We were landed by swarms of handsome black boys in picturesque, gaudy rags, and carried safely to shore in their small boats. The whole scene is strangely interesting, in spite of the ubiquitous Ford automobile that chugs past. One is struck immediately by the fact that man power is the motive element of the country. Trucks or wagons are used to haul baggage, or loads of sand, or building material, but men pull and push them; no horses are in evidence. Heavy loads are carried on the backs of small black “men, whose stature in no way suggests the strength that lies in thigh and shoulders. These Swahili are a hand­some lot of natives, some dressed in the costume of the municipal police, khaki jackets, short knee pants, blue spiral puttees, red fez caps and belts; they pre­sent a comic yet engaging appearance. They are armed only with a police whistle and a short club, these and the authority of the British Government are all they need. Jinrickshas and bicycles are two more anachronisms of the place, but they also add to the strangeness of the scene.

The bows and arrows were a puzzle to the customs officials, since they could be classified neither under the head of guns, ammunition or fishing tackle, so they gave them up as an enigma, and taxed us lightly for the material used, for when we told them that we make our own tackle, they had no means of estimating their value. We found our English cousins very cor­dial and willing to assist us in our expedition.
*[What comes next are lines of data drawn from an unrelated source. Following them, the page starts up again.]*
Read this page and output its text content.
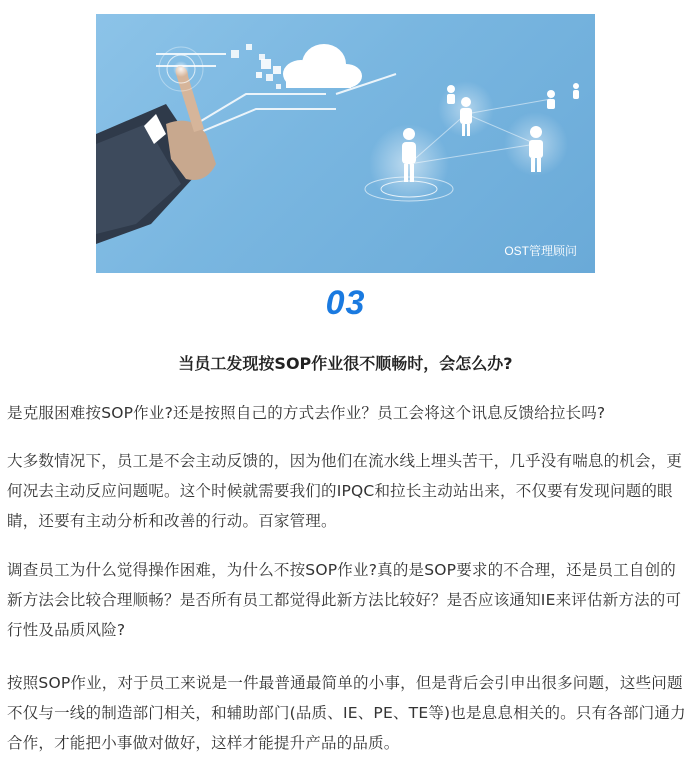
OST管理顾问
03
当员工发现按SOP作业很不顺畅时，会怎么办?

是克服困难按SOP作业?还是按照自己的方式去作业？员工会将这个讯息反馈给拉长吗?

大多数情况下，员工是不会主动反馈的，因为他们在流水线上埋头苦干，几乎没有喘息的机会，更何况去主动反应问题呢。这个时候就需要我们的IPQC和拉长主动站出来，不仅要有发现问题的眼睛，还要有主动分析和改善的行动。百家管理。

调查员工为什么觉得操作困难，为什么不按SOP作业?真的是SOP要求的不合理，还是员工自创的新方法会比较合理顺畅？是否所有员工都觉得此新方法比较好？是否应该通知IE来评估新方法的可行性及品质风险?

按照SOP作业，对于员工来说是一件最普通最简单的小事，但是背后会引申出很多问题，这些问题不仅与一线的制造部门相关，和辅助部门(品质、IE、PE、TE等)也是息息相关的。只有各部门通力合作，才能把小事做对做好，这样才能提升产品的品质。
From Mombasa the railroad train leaves every alter­nate day for Nairobi, the capital of Kenya Colony, situated more than four hundred miles inland, at an elevation of five thousand feet above sea level.

Waiting here for this final stage of our journey we begin to absorb the atmosphere of the tropics. The heat beneath the equatorial sun does not seem so oppressive as I’ve often felt it in some of the interior valleys of California, though the humidity is quite noticeable.

The multiplicity of pleasant black servants, the trop­ical fruits, the luxuriant vegetation, the quaint old gardens, the beautiful walks along the island sea coast, the strange Arabic architecture, the fantastic native quarters, the Mohammedan mosques and minarets, the jewelled heavens at night, the balm and spice of the air and the great calm that rests upon the place make Mombasa a city of Magic.

If this is the overture to our African adventure, then let what is to follow come in such measure as the Gods appoint. We lean forward with eager delight.